Of course, like everything Noma does, these two condiments are the result of a very, very exhaustive creative process. They were, according to the WSJ, chosen from hundreds of vinegars, misos, kombuchas and garums produced by the restaurant’s testing laboratory. Jason Ignacio White, director of the Fermentation Lab, said these garums are found in all kinds of soups, sauces and dressings in restaurants: “The same way you could put a tiny bit of zest on a dish. To make these fish-free garums, the ingredients – mushrooms and egg whites, in this case – are brewed in a hot solution of koji rice, the grains inoculated with edible mold. According to WSJ, Noma Projects will release more garums once the first two are released into the world, including one intensely flavored with roasted chicken wings. Redzepi told the Journal that he hopes vegetarian garums will help home cooks switch to more plant-based diets. Internally, he hopes this product line will make money for the restaurant. Since opening Noma 18 years ago, according to Redzepi, the average profit margin has only been 3%. Ideally, these funky condiments will help line the restaurant’s pockets a bit.
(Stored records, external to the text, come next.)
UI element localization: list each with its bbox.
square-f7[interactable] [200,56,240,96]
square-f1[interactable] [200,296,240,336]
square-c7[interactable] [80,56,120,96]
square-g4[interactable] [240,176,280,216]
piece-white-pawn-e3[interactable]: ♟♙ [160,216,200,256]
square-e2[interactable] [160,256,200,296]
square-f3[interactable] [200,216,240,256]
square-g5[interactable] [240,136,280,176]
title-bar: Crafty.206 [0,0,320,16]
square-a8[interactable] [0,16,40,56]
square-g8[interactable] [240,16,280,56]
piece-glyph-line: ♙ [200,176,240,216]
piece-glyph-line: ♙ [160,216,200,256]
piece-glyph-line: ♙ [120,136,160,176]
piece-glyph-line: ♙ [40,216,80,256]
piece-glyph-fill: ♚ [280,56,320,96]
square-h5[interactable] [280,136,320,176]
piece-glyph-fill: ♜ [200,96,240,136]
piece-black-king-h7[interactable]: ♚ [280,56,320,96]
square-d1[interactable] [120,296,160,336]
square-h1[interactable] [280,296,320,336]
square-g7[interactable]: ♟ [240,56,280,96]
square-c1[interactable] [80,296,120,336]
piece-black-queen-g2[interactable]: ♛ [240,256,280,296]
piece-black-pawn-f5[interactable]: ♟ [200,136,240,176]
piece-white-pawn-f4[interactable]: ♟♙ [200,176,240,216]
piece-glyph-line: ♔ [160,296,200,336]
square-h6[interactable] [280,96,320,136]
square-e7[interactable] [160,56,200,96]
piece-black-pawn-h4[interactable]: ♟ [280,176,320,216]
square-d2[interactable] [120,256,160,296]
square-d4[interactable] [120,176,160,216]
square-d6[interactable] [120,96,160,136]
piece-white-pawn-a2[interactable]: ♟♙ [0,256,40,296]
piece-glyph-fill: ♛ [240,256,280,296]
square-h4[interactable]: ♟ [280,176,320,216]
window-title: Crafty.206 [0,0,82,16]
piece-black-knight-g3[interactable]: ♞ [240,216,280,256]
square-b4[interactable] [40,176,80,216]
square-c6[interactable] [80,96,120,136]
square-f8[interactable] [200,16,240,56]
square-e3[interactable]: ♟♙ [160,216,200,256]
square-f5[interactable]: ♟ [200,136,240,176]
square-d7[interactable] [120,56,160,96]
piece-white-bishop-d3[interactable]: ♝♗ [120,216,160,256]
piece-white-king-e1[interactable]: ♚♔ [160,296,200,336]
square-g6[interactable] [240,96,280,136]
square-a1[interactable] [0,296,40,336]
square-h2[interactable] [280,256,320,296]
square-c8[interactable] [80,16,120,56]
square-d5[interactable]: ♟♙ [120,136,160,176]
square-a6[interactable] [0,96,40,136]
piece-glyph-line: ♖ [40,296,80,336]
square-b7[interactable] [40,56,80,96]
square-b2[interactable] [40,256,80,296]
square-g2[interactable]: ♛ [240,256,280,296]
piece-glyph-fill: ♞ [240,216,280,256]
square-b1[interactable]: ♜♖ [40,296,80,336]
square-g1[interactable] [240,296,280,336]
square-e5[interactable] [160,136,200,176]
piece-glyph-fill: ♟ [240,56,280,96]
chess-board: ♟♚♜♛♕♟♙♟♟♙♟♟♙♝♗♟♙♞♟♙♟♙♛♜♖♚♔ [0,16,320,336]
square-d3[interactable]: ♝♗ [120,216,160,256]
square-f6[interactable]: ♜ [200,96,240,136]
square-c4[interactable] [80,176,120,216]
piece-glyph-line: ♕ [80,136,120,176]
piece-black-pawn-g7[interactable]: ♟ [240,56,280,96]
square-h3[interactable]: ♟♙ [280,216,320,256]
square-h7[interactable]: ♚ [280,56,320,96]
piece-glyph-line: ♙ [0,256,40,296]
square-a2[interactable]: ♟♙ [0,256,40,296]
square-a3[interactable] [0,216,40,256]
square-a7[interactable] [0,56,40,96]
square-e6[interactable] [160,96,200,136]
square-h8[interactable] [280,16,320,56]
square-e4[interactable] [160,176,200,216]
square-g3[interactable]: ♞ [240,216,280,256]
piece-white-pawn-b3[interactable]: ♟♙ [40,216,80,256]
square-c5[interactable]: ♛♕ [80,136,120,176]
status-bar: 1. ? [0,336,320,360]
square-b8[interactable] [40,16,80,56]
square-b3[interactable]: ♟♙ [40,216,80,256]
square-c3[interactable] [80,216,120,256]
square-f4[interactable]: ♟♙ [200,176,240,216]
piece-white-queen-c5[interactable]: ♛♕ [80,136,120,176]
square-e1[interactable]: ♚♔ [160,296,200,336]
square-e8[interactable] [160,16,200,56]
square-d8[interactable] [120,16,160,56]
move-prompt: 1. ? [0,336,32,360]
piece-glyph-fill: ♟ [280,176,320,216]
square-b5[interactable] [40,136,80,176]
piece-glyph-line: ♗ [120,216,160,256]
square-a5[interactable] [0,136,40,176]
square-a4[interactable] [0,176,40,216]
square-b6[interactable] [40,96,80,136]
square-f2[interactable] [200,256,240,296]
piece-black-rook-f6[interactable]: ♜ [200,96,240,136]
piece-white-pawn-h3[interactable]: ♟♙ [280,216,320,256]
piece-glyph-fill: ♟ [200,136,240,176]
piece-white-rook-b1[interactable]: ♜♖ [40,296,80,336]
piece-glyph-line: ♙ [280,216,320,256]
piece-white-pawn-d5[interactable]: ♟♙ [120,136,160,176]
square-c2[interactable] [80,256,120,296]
Granted, I didn’t spend a ton of time last year wondering what Noma was doing, a little more concerned, you know, going through a pandemic. But my friends are traveling again, posting about it on Instagram, and good old FOMO is back. I feel perfectly satisfied these days to stick my head out of the house for a drink, or even to eat in a crowded restaurant. bedroom. Traveling the world, on the other hand, still doesn’t seem so appealing, especially though my local cafe still feels like an adventure. But top my eggs or rice with a funky sauce made by some of the world’s leading fermentation experts? Still pretty exciting.